Constituição proíbe emendas a seu texto durante ações como a decidida pelo governo; eventual suspensão temporária deve ser contestada no Supremo
A intervenção que o governo federal decidiu fazer na área da Segurança Pública do Rio de Janeiro suspenderá a votação da reforma da Previdência, prevista inicialmente para a próxima semana. Isso acontecerá porque a Constituição proíbe a aprovação da emendas ao seu texto – como é o caso da mudança nas aposentadorias – durante períodos de intervenção federal e estados de defesa e de sítio.
A regra está escrita no inciso 1º artigo 60: “A Constituição não poderá ser emendada na vigência de intervenção federal, de estado de defesa ou de estado de sítio”. A lógica é que, em momentos como esses, a ordem institucional está sob uma grave instabilidade, que torna inoportunas as alterações constitucionais. Essa é a primeira vez, desde a promulgação da carta magna em 1988, que uma medida como essa é decretada.
“A intervenção federal está prevista na Constituição, mas é tratada como uma medida de exceção. No caso do Rio de Janeiro, deve se justificar por sua terceira possibilidade, que é ‘pôr termo a grave comprometimento da ordem pública’. Decretar a intervenção é explicitar esse ‘grave comprometimento’ e estabelecê-lo como urgência até que acabe”, explicou Paulo Casseb, professor de Direito Constitucional do Instituto de Direito Público de São Paulo (IDP-SP).
Desta forma, mesmo não tendo relação direta com a razão que provocou a intervenção, a reforma da Previdência, assim como qualquer outra que tenha caráter de emenda à Constituição, não pode ser deliberada para garantir a manutenção da estabilidade constitucional. Casseb disse não acreditar em uma alternativa estudada pelo governo, uma suspensão da medida, por um dia ou dois, para que o Congresso vote a reforma.
“A Constituição não chega a esse grau de detalhamento, mas uma suspensão é contra a lógica da medida. Se interviu, é porque era urgente. Se dá para suspender provisoriamente, é mesmo que dizer que o ‘comprometimento da ordem’ não é assim tão grave. É como se você dissesse para um paciente que o tratamento dele pode ser suspenso porque o médico vai entrar de férias”, argumentou o professor.

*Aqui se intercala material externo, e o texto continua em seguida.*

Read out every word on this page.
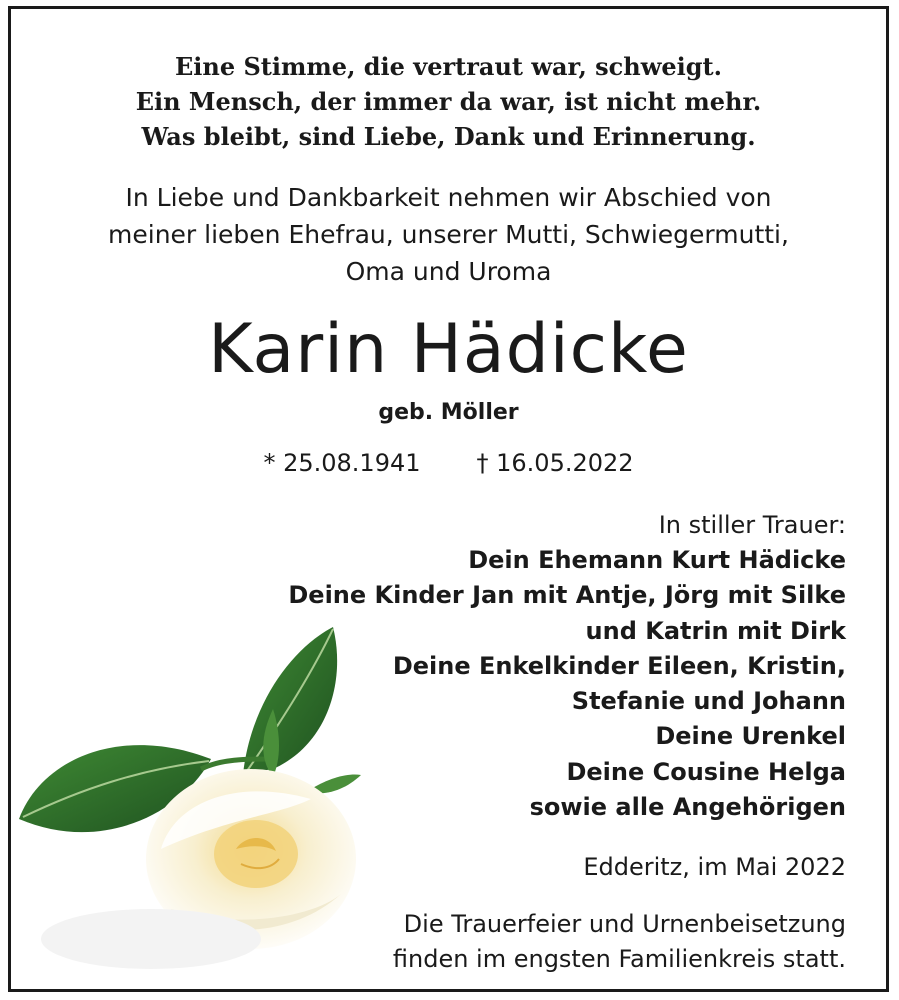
Eine Stimme, die vertraut war, schweigt.
Ein Mensch, der immer da war, ist nicht mehr.
Was bleibt, sind Liebe, Dank und Erinnerung.
In Liebe und Dankbarkeit nehmen wir Abschied von
meiner lieben Ehefrau, unserer Mutti, Schwiegermutti,
Oma und Uroma
Karin Hädicke
geb. Möller
* 25.08.1941 † 16.05.2022
In stiller Trauer:
Dein Ehemann Kurt Hädicke
Deine Kinder Jan mit Antje, Jörg mit Silke
und Katrin mit Dirk
Deine Enkelkinder Eileen, Kristin,
Stefanie und Johann
Deine Urenkel
Deine Cousine Helga
sowie alle Angehörigen
Edderitz, im Mai 2022
Die Trauerfeier und Urnenbeisetzung
finden im engsten Familienkreis statt.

Assim, se o governo de fato decretar a intervenção e mantiver a intenção de aprovar a mudança nas aposentadorias, pode acabar acrescentando mais um item à sua lista de disputas judiciais, que já tem temas como o indulto de natal de 2017 e a nomeação da deputada Cristiane Brasil (PTB-RJ) para o Ministério do Trabalho.
“Certamente, uma suspensão teria a sua constitucionalidade contestada no Supremo Tribunal Federal [STF], justamente por não estar prevista na Constituição. Também teria um aspecto de inviabilidade prática, de como se desmontaria um aparato administrativo de intervenção para instituí-lo novamente em poucos dias”, concluiu.
A expectativa agora passa a ser pelos detalhes de redação do decreto, que deve ser divulgado pelo governo federal ainda nesta sexta-feira. No texto, Michel Temer deverá, obrigatoriamente, dizer por quanto tempo vai intervir no Rio de Janeiro, uma vez que a Constituição só autoriza essa medida de forma temporária. A decisão tem validade imediata, mas pode ser derrubada posteriormente pelo Legislativo.
Diante da dificuldade em fazer uma suspensão temporária, uma intervenção federal com validade até o final de 2018 poderia representar o início de uma desistência do governo Temer de fazer a reforma da Previdência, proposta que elegeu como sua pauta política desde o ano passado.